L’un des fondements éthiques majeurs en matière de traitement de données personnelles, et plus encore de données de santé, demeure le consentement libre, éclairé et explicite. C’est une exigence cardinale du RGPD, censée garantir à chacun le contrôle sur ses propres données. Pourtant, dans la pratique du big data médical, cette exigence se heurte à des limites profondes, parfois insurmontables.
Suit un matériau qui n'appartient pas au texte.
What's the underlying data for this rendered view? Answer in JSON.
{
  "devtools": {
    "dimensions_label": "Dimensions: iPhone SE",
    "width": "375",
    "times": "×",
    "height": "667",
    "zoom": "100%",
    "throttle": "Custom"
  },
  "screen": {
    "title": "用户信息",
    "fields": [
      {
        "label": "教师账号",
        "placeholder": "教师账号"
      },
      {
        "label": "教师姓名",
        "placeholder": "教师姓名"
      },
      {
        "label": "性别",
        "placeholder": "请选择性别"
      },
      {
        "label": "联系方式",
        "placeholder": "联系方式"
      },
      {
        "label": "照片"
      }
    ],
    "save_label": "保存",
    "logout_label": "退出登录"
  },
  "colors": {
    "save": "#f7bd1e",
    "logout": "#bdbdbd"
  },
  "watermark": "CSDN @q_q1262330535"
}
Le traitement massif de données de santé repose souvent sur un consentement implicite ou généralisé. Il devient difficile, voire illusoire, de solliciter un accord individuel pour chaque usage, chaque partage, chaque algorithme mobilisé. Cette réalité technique pousse certains dispositifs à recourir à des logiques de « consentement par défaut », où l’utilisateur est considéré comme d’accord… tant qu’il ne s’y oppose pas (opt-out). L’article 7 du RGPD précise alors que le consentement doit être donné librement, de manière spécifique, éclairée et univoque, et qu’il doit pouvoir être retiré aussi facilement qu’il a été donné. Peut-on vraiment parler de choix éclairé, lorsqu’un patient ignore que ses données sont utilisées à des fins de recherche ou de modélisation commerciale ? Le considérant 43 du RGPD souligne que le consentement ne saurait être considéré comme libre lorsqu’un déséquilibre existe entre la personne concernée et le responsable de traitement, ce qui est fréquemment le cas dans le domaine médical.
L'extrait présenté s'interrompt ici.